Ingredientes para 6 personas

Pie de levadura:

  • 250 g de harina fuerte
  • 150 g de agua
  • 50 g de levadura fresca prensada

Roscón:

  • 450 g de pie de levadura
  • 700 g de harina fuerte
  • 50 g de gluten de trigo
  • 200 g de azúcar
  • 250 g de huevos
  • 50 g de agua de azahar
  • 50 g de ron
  • 10 g de sal
  • 250 g de mantequilla fresca
  • 20 g de agua fría
  • 50 g de piel de limón
  • 50 g de piel de naranja

Decoración:

  • Huevo
  • Almendra cruda en cubitos
  • Azúcar
  • Agua de azahar

Paso a paso

  1. Para el pie de levadura, amasar todos los ingredientes hasta obtener una mezcla homogénea. Colocar en un recipiente, tapar y dejar fermentar hasta que aproximadamente triplique su tamaño. Este paso es clave: un buen roscón empieza aquí.
  2. Para la masa del roscón, colocar en la amasadora el pie de levadura ya fermentado. Añadir el azúcar, la harina, el gluten, el agua de azahar, el ron, la sal, los huevos y el agua fría. Comenzar el amasado con calma, dejando que la masa vaya desarrollando fuerza.
  3. Cuando la masa esté más elástica, incorporar la mantequilla poco a poco, en pomada, sin prisas. Es importante que se integre bien antes de añadir más. Una vez la mantequilla esté completamente absorbida y la masa tenga una textura fina y lisa, añadir las ralladuras frescas de limón y naranja, que aportan el aroma característico del roscón.
  4. Pesar la masa y formar los roscones.
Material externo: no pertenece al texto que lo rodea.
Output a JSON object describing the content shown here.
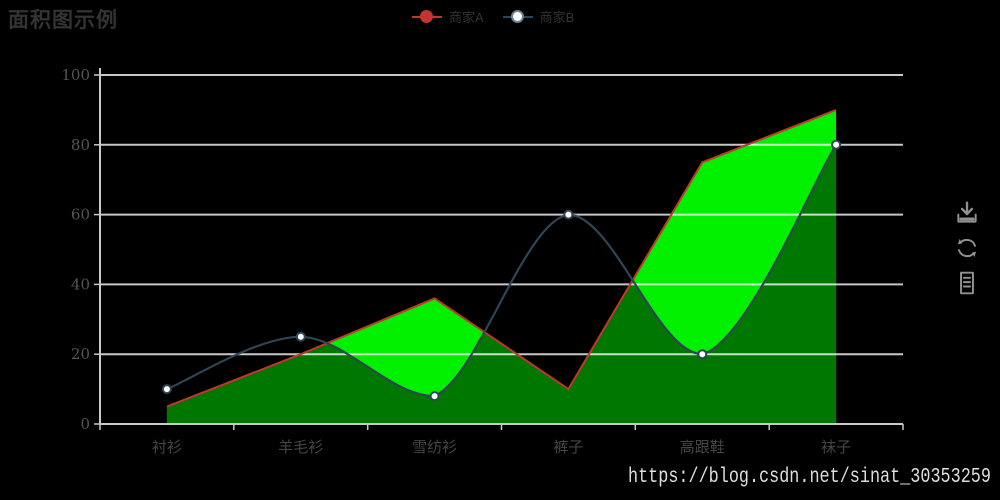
{
  "title": {
    "text": "面积图示例"
  },
  "legend": {
    "items": [
      {
        "label": "商家A",
        "color": "#c23531",
        "symbol": "filled-circle"
      },
      {
        "label": "商家B",
        "color": "#2f4554",
        "symbol": "empty-circle"
      }
    ]
  },
  "toolbox": {
    "items": [
      "save-as-image",
      "restore",
      "data-view"
    ]
  },
  "watermark": {
    "text": "https://blog.csdn.net/sinat_30353259"
  },
  "colors": {
    "background": "#000000",
    "series_a_line": "#c23531",
    "series_a_area": "#00f000",
    "series_b_line": "#2f4554",
    "series_b_area_overlay": "rgba(0,0,0,0.5)",
    "gridline": "rgba(255,255,255,0.78)",
    "axis_line": "#c9c9c9"
  },
  "chart_data": {
    "type": "area",
    "categories": [
      "衬衫",
      "羊毛衫",
      "雪纺衫",
      "裤子",
      "高跟鞋",
      "袜子"
    ],
    "series": [
      {
        "name": "商家A",
        "values": [
          5,
          20,
          36,
          10,
          75,
          90
        ],
        "line_color": "#c23531",
        "area_color": "#00f000",
        "smooth": false,
        "symbols": false
      },
      {
        "name": "商家B",
        "values": [
          10,
          25,
          8,
          60,
          20,
          80
        ],
        "line_color": "#2f4554",
        "area_color": "rgba(0,0,0,0.5)",
        "smooth": true,
        "symbols": "empty-circle"
      }
    ],
    "ylim": [
      0,
      100
    ],
    "yticks": [
      0,
      20,
      40,
      60,
      80,
      100
    ],
    "xlabel": "",
    "ylabel": "",
    "grid": true,
    "x_boundary_gap": true,
    "legend_position": "top-center"
  }
}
Dejar fermentar durante 2 o 3 horas, idealmente a unos 30 ºC y con un 50 % de humedad. La masa debe crecer sin perder tensión.
  5. Para decorar, pintar la superficie con huevo batido y espolvorear la mezcla de azúcar, almendra y agua de azahar ligeramente rebajada. Hornear a 175 ºC durante unos 12 minutos para roscones de medio kilo.
  6. En casa de los Falcó-Preysler hay una norma no escrita: cuantos más regalos esconda el roscón, mejor. “Nos encanta que haya muchos, para que nadie se quede sin sorpresa”, explica Tamara. Y aunque la figurita corona al rey o reina de la reunión, lo cierto es que el verdadero premio llega antes: el aroma que invade la cocina al sacar el roscón del horno y ese primer corte que siempre se hace con cierta solemnidad.
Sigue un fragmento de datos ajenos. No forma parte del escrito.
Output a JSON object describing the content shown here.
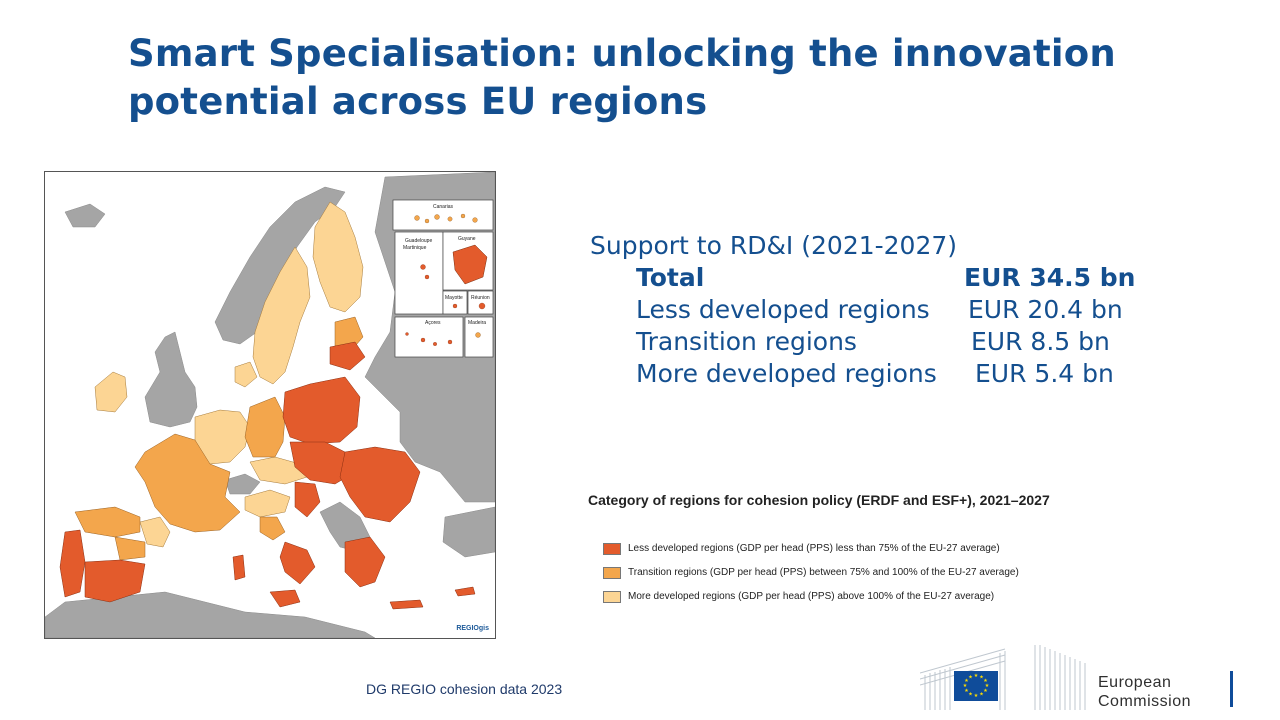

Dato curioso: el agua de azahar, ingrediente imprescindible del roscón, llegó a la repostería española desde la tradición árabe y durante siglos se utilizó también como tónico digestivo. Quizá por eso este dulce, pese a su contundencia, se digiere mejor de lo que parece. O quizá sea simplemente porque, como ocurre en casa de Tamara Falcó, cuando un roscón se comparte, siempre pesa un poco menos.